Eventual Consistency Makes Scaling Harder
Which brings us to our third point: read-modify-write is the canonical transactional workload. That applies to explicit transactions (anything that does an UPDATE or SELECT followed by a write in a transaction), but also things that do implicit transactions (like the example above). Eventual consistency makes read replicas less effective, because the reads used for read-modify-write can’t, in general, be used for writes without having weird effects.
Consider the following code:
UPDATE dogs SET goodness = goodness + 1 WHERE name = 'sophie'
If the read for that read-modify-write is read from a read replica, then the value of goodness may not be changed in the way you expect. Now, the database could internally do something like this:
SELECT goodness AS g, version AS v FROM dogs WHERE name = 'sophie'; -- To read replica
UPDATE sophie SET goodness = g + 1, version = v + 1 WHERE name = 'sophie' AND version = v; -- To primary
And then checking it actually updated a row2, but that adds a ton of work.
The nice thing about making scale-out reads strongly consistent is that the query processor can read from any replica, even in read-write transactions. It also doesn’t need to know up-front whether a transaction is read-write or read-only to pick a replica.
How Aurora DSQL Does Consistent Reads with Read Scaling
As I said above, in Aurora DSQL all reads are strongly consistent. DSQL can also scale out reads by adding additional replicas of any hot shards. So how does it ensure that all reads are strongly consistent? Let’s remind ourselves about the basics of the DSQL architecture.

Each storage replica gets its updates from one or more journals. Writes on each journal are strictly monotonic, so once a storage node has seen an update from time $\tau$ it knows it has seen all updates for times $t \leq \tau$. Once it has seen $t \geq \tau$ from all the journals it has subscribed to, it knows that it can return data for time $\tau$ without missing any updates. When a query processor starts a transaction, it picks a time stamp $\tau_{start}$, and every time it does a read from a replica it says to the replica “give me data as of $\tau_{start}$”. If the replica has seen higher timestamps from all journals, its good to go. If it hasn’t yet, it blocks the read until the write streams catch up.
I go into some detail on how $\tau_{start}$ is picked here:
Conclusion
Strong consistency sounds like a complex topic for distributed systems nerds, but is a real thing that applications built on traditional database replication architectures need to start dealing with at modest scale - or even at very small scale if they’re trying to offer high availability.

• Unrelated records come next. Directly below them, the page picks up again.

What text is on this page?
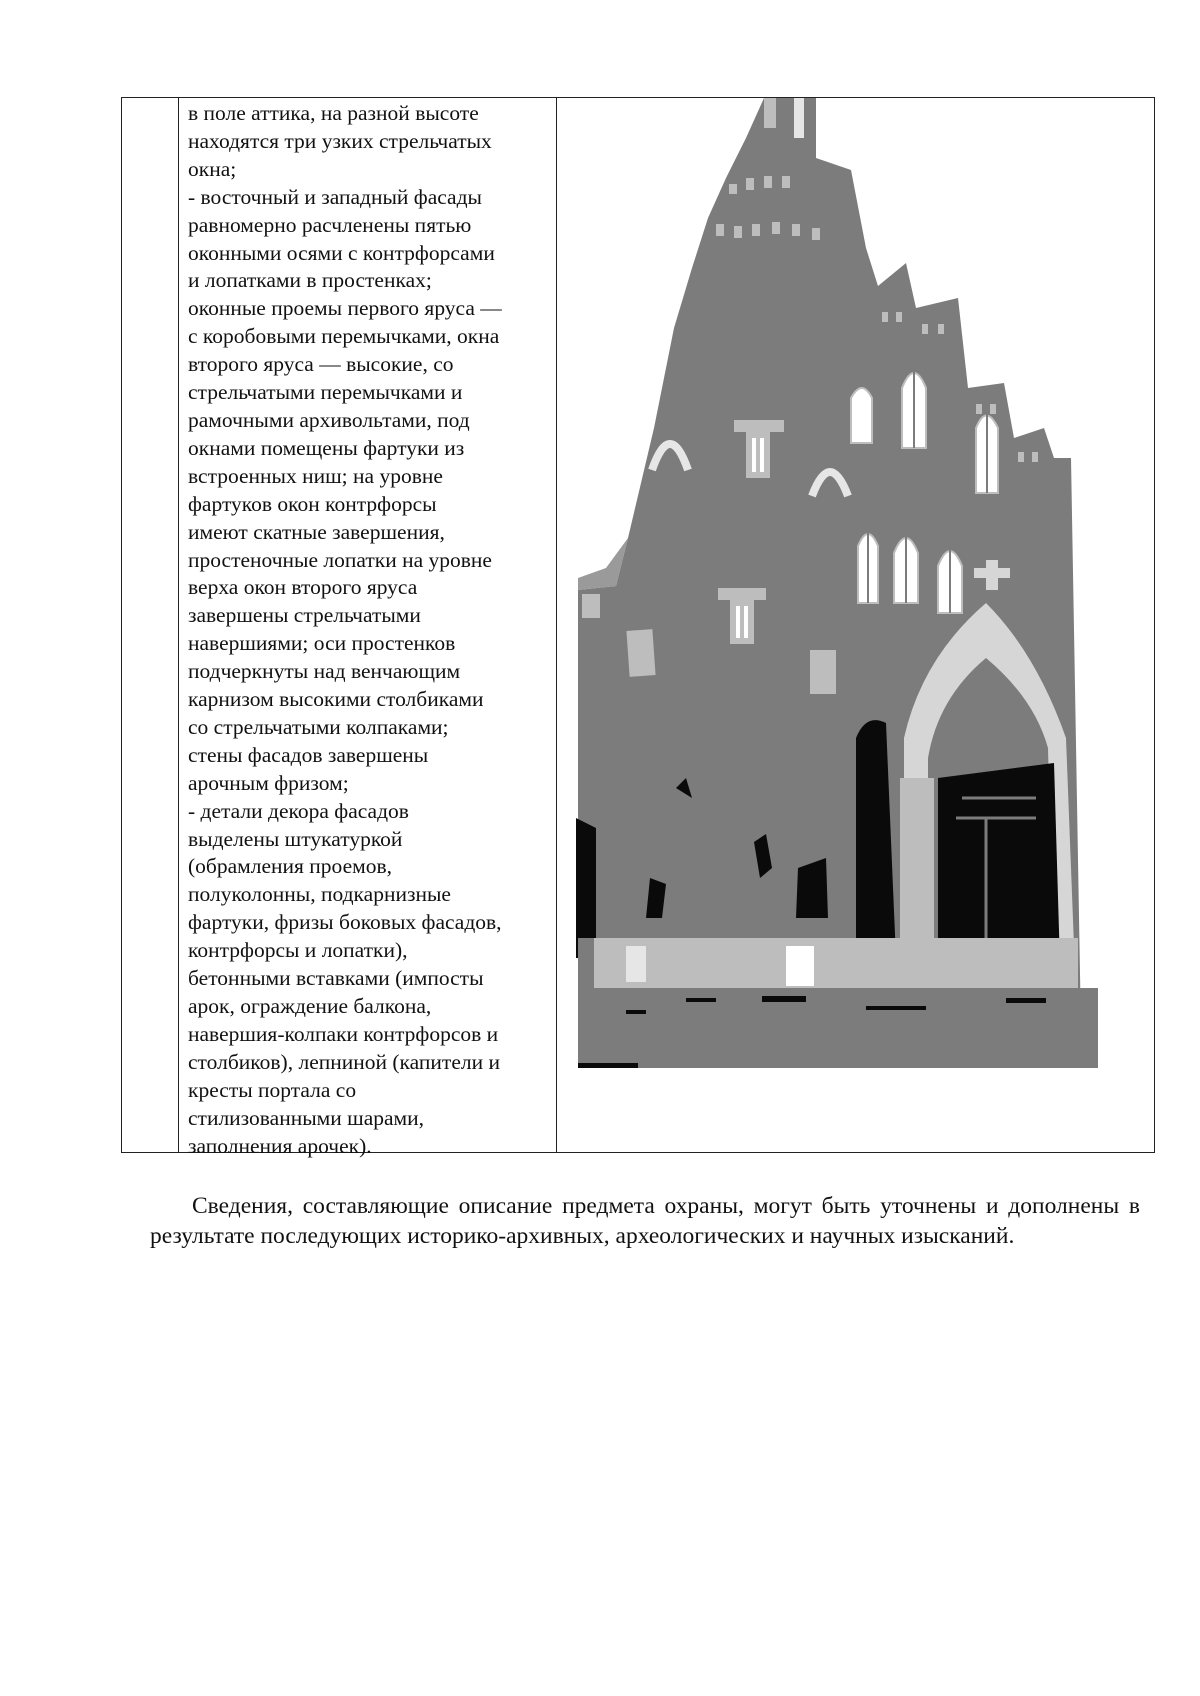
в поле аттика, на разной высоте
находятся три узких стрельчатых
окна;
- восточный и западный фасады
равномерно расчленены пятью
оконными осями с контрфорсами
и лопатками в простенках;
оконные проемы первого яруса —
с коробовыми перемычками, окна
второго яруса — высокие, со
стрельчатыми перемычками и
рамочными архивольтами, под
окнами помещены фартуки из
встроенных ниш; на уровне
фартуков окон контрфорсы
имеют скатные завершения,
простеночные лопатки на уровне
верха окон второго яруса
завершены стрельчатыми
навершиями; оси простенков
подчеркнуты над венчающим
карнизом высокими столбиками
со стрельчатыми колпаками;
стены фасадов завершены
арочным фризом;
- детали декора фасадов
выделены штукатуркой
(обрамления проемов,
полуколонны, подкарнизные
фартуки, фризы боковых фасадов,
контрфорсы и лопатки),
бетонными вставками (импосты
арок, ограждение балкона,
навершия-колпаки контрфорсов и
столбиков), лепниной (капители и
кресты портала со
стилизованными шарами,
заполнения арочек).
Сведения, составляющие описание предмета охраны, могут быть уточнены и дополнены в результате последующих историко-архивных, археологических и научных изысканий.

DSQL goes to some internal lengths to make all reads consistent - with the aim of saving application builders and end users from having to deal with this complexity.
I don’t mean to say that eventual consistency is always bad. Latency and connectivity trade-offs do exist (although the choose-two framing of CAP is bunk), and eventual consistency has its place. However, that place is probably not in your services or API.